Bersahaja Tepi Rumit
5 buah lukisan lama amat menarik. Karena amat berbeda dengan
apa yang dikerjakan Soeparto sekarang. Mandi Pancuran yang
dilukis tahun 1946 menunjukkan dua orang yang sedang mandi.
Rumah-rumah Kampung yang dilukis tahun 1958 merupakan bukti
adanya perhatian khusus Soeparto pada suasana. Rumah dan
Bulan (1956) memiliki kelainan pada tarikan gris, tetapi
dari sini kita melihat jiwa yang puitis. Sedang Renungan
(1949) agak berbeda dari yang lain: terasa surealistis.

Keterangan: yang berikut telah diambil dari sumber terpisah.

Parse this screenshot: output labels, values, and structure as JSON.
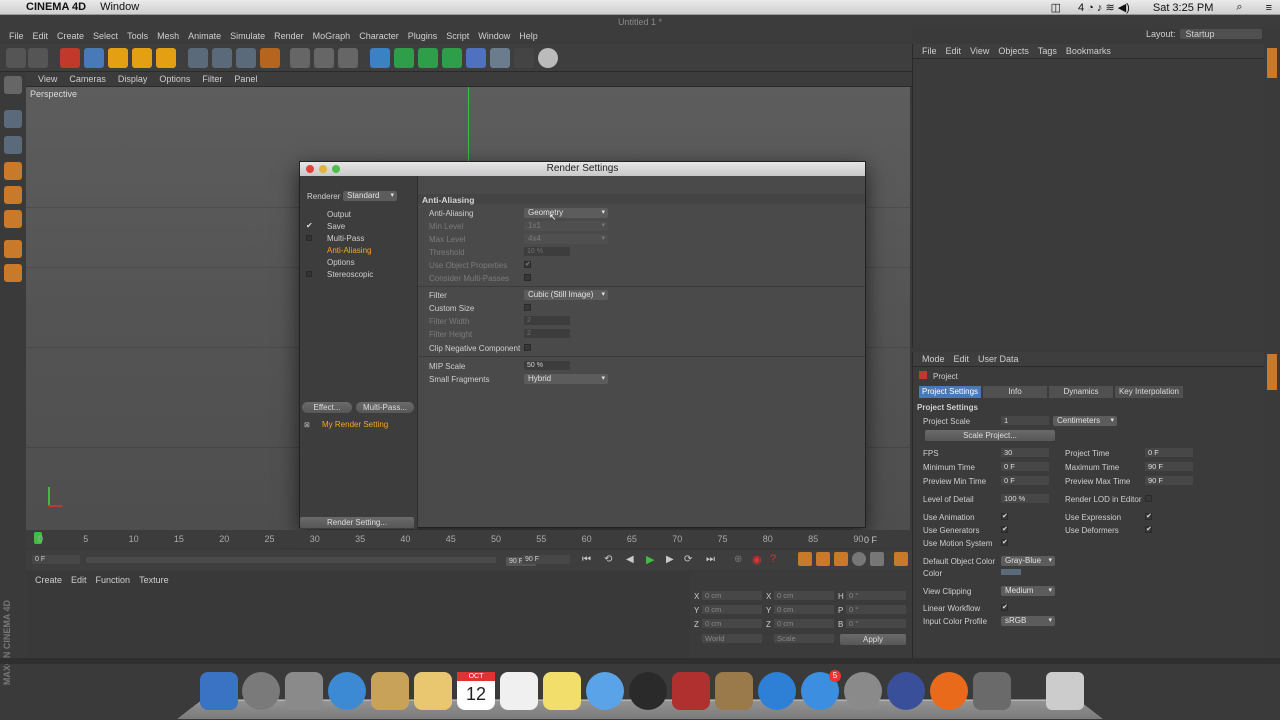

Potret
yang dibuat tahun 1958, jelas merupakan studi bentuk dan cahaya
yang kemudian tak pernah dimanfaatkannya lagi.
Sebuah guci dan 8 buah patung yang semuanya kayu (kecuali Ibu
dan Anak dari bahan pasir, tepung, batu, semen lebih
menjelaskan lagi betapa ceritnya Soeparto. Tetapi berbeda
dengan lukisannya kecermatan di sini tidak semata-mata
dipulas dengan Kemanisan. Patung-patung itu melapalkan
sifat rajin para pemahat pribumi yang suka pada ornamen,
berkombinasi dengan keluguan sikap hidup. Kita melihat
karya-karya 3 dimensi yang unik penuh dengan perasaan. Sesuatu
yang bersahaja, tetapi secara teknis rumit penggarapannya.